U.K. challenger bank Coconut, which launched only weeks ago to provide banking services for freelancers, has landed a new partner.
Reports Wednesday (Feb. 7) said PrePay Solutions (PPS) is working with the company to provide Coconut its banking infrastructure and prepaid card technology. Their collaboration will be integral to Coconut delivering banking services to freelancers and contractors, especially as they prepare for new tax rules that require small business (SMBs) and freelancers to file taxes quarterly, beginning in April 2020, the firms said.
Coconut offers freelancers and sole traders a mobile app to automate tax and expense management.

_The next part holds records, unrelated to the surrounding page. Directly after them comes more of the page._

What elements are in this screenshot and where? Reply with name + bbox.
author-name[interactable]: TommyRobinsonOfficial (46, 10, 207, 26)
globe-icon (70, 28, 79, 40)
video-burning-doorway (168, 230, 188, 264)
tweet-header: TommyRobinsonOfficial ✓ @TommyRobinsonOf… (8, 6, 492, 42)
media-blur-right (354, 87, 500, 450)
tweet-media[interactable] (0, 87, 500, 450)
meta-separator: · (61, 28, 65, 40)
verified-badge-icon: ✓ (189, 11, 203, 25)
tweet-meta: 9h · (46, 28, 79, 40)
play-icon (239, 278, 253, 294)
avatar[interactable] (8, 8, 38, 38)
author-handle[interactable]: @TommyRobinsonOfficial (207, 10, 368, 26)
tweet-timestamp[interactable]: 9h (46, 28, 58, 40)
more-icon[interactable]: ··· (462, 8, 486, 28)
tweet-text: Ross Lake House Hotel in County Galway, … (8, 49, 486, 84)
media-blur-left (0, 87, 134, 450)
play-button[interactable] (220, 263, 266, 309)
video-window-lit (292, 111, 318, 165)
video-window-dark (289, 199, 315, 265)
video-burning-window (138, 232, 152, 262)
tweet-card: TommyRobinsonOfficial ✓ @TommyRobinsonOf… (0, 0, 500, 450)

Its suite of solutions also comes with a contactless Mastercard for sole traders to make purchases in-person and online.
“It is exciting to be working with a company as innovative as Coconut,” said PrePay Solutions CEO Ray Brash in a statement. “As with any partnership, the chemistry has to be right, and the Coconut team is perfectly aligned with our company vision and ambition.”
“Freelancers, sole traders and small businesses are the backbone of our economy, but they are completely underserved when it comes to fit-for-purpose digital banking and account tools,” he continued. “Working together with Coconut, we’re offering a completely new type of product to a growing and underserved group, helping them to benefit from personalized accounts that truly meet their business needs both now and in the future.”
“We’re really pleased to be working with the PPS team; they have created the best banking infrastructure product in the U.K. and are bringing some of the most innovative financial products to market,” added Coconut CEO Sean O’Connor. “We’ve worked together to deliver our product in record time with our beta launch this January. PPS is a crucial long-term partner for us.”
O’Connor recently spoke with PYMNTS about the launch of Coconut and some of the challenges freelancers face when accessing financial services.
“When I was self-employed, I tried to open a business bank account,” O’Connor said. “I had to book an appointment in the local branch and go sit for an hour and fill out a questionnaire. It just felt like the bank was putting up a hurdle for me to open the account.”